Calculating Area Under a Curve with Multiple Springs

[Bashyboy]

I attached the graph, provided in the problem, as a document.

This is the wording of the problem: A 5000-kg freight car rolls along rails with negligible friction. The car is brought to rest by a combination of two coiled springs as illustrated in the figure below. Both springs are described by Hooke's law and have spring constants with k1 = 1700 N/m and k2 = 3500 N/m. After the first spring compresses a distance of 28.2 cm, the second spring acts with the first to increase the force as additional compression occurs as shown in the graph. The car comes to rest 55.0 cm after first contacting the two-spring system. Find the car's initial speed.

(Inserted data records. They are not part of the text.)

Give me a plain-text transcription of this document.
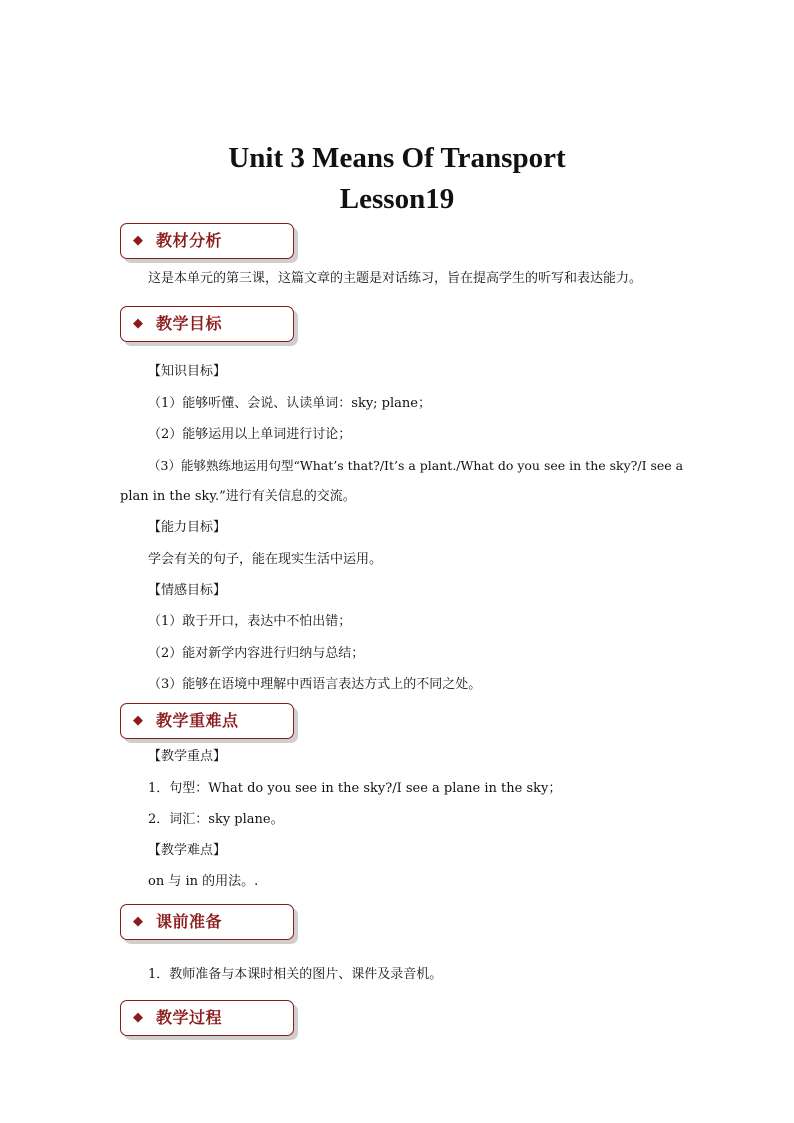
Unit 3 Means Of Transport
Lesson19
◆ 教材分析
这是本单元的第三课，这篇文章的主题是对话练习，旨在提高学生的听写和表达能力。
◆ 教学目标
【知识目标】
（1）能够听懂、会说、认读单词：sky; plane；
（2）能够运用以上单词进行讨论；
（3）能够熟练地运用句型“What’s that?/It’s a plant./What do you see in the sky?/I see a
plan in the sky.”进行有关信息的交流。
【能力目标】
学会有关的句子，能在现实生活中运用。
【情感目标】
（1）敢于开口，表达中不怕出错；
（2）能对新学内容进行归纳与总结；
（3）能够在语境中理解中西语言表达方式上的不同之处。
◆ 教学重难点
【教学重点】
1．句型：What do you see in the sky?/I see a plane in the sky；
2．词汇：sky plane。
【教学难点】
on 与 in 的用法。.
◆ 课前准备
1．教师准备与本课时相关的图片、课件及录音机。
◆ 教学过程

I am trying to write a general formula for find the area under this curve. This is what I have come up with: \frac{1}{2}k_1x^2_1 + k_1x_1(x_2-x_1) + \frac{1}{2}[k_1x_2+k_2(x_2-x_1)](x_2-x_1) But this just doesn't seem correct. The graph is rather confusing.

 

[SteamKing]

Your area calculation looks good. You can simplify it some if you look up how to calculate the area of a trapezoid. (the part of the curve from x1 to x2)

 

[Basic_Physics]

Your formula is correct.
The force is determined via Hooke's law: F = kx
What confuses you most likely is the 1 and 2 subscripts for the x distances. x1 is just the compression distance where the second spring starts to compress and x2 is just another compression point beyond x1, so at x2 both springs are compressed, but spring 2 is compressed only by x2 - x1 , while spring one is compressed by the "total" distance x2.

 

[Bashyboy]

I got 413 J as the area under the curve, does that seem right? I have another question: is the work done by the springs on the train the same amount of work done by the train on the springs? I wonder, because the area I am calculating under the curve is the net work done by the springs system on the train; and would this be equal to the initial kinetic energy of the train, before in comes in contact with the springs?

 

[haruspex]

\frac{1}{2}k_1x^2_1 + k_1x_1(x_2-x_1) + \frac{1}{2}[k_1x_2+k_2(x_2-x_1)](x_2-x_1)

Your second term is wrong by a constant factor. A simpler method is to calculate the total energy stored in each spring separately in the final state.

 

[Bashyboy]

How exactly would I do that?

 

[Bashyboy]

If I had found the area of the trapezoid, rather than the sum of the areas of the rectangle and right-triangle, would the formula for the area look like this:

\frac{1}{2}k_1x_1^2+\frac{(k_1x_2)+(k_1x_2+k_2(x_2-x_1))}{2}(x_2-x_1)

 

[Bashyboy]

Okay, I calculated the work done by the springs on the car:

\frac{1}{2}(0.282)(1700)(0.282)+\frac{[(1700)(0.282)+(3500)(0.268)]}{2}(0.268)

The springs did 257.527 J of work on the car. I figured that this meant that the change in kinetic energy of the car was 0 J - 257.527 J (the final kinetic energy being 0 J and initial being 257.527 J). This led me to \Delta K = -1/2mv_i^2. After the required algebraic manipulation, to find the initial velocity, and substitution of the values, the equation yielded 0.321 m/s. The actual value is 0.391. What did I do wrong?

 

[haruspex]

If I had found the area of the trapezoid, rather than the sum of the areas of the rectangle and right-triangle, would the formula for the area look like this:

\frac{1}{2}k_1x_1^2+\frac{(k_1x_2)+(k_1x_2+k_2(x_2-x_1))}{2}(x_2-x_1)

Still doesn't look right to me.
When things come to rest, how much is spring 1 compressed? So what is the energy in it? Similarly spring 2. (I don't think you should end up with any terms involving both k1 and x1.)

 

[Basic_Physics]

Sorry, after looking at the formula in your first post again I realized it is wrong. The perpendicular height of the last triangle is the difference between the two forces so all that is left for the last term is
\frac{1}{2}(k_{1}+k_{2})(x_{2}-x_{1})^{2}
I get the total work done 383 J then (the work done will be negative actually since the restoring force and displacement are in opposite directions).

 

[haruspex]

The perpendicular height of the last triangle is the difference between the two forces so all that is left for the last term is
\frac{1}{2}(k_{1}+k_{2})(x_{2}-x_{1})^{2}

Yes, and you can see that in the total formula all terms involving both k1 and x1 cancel.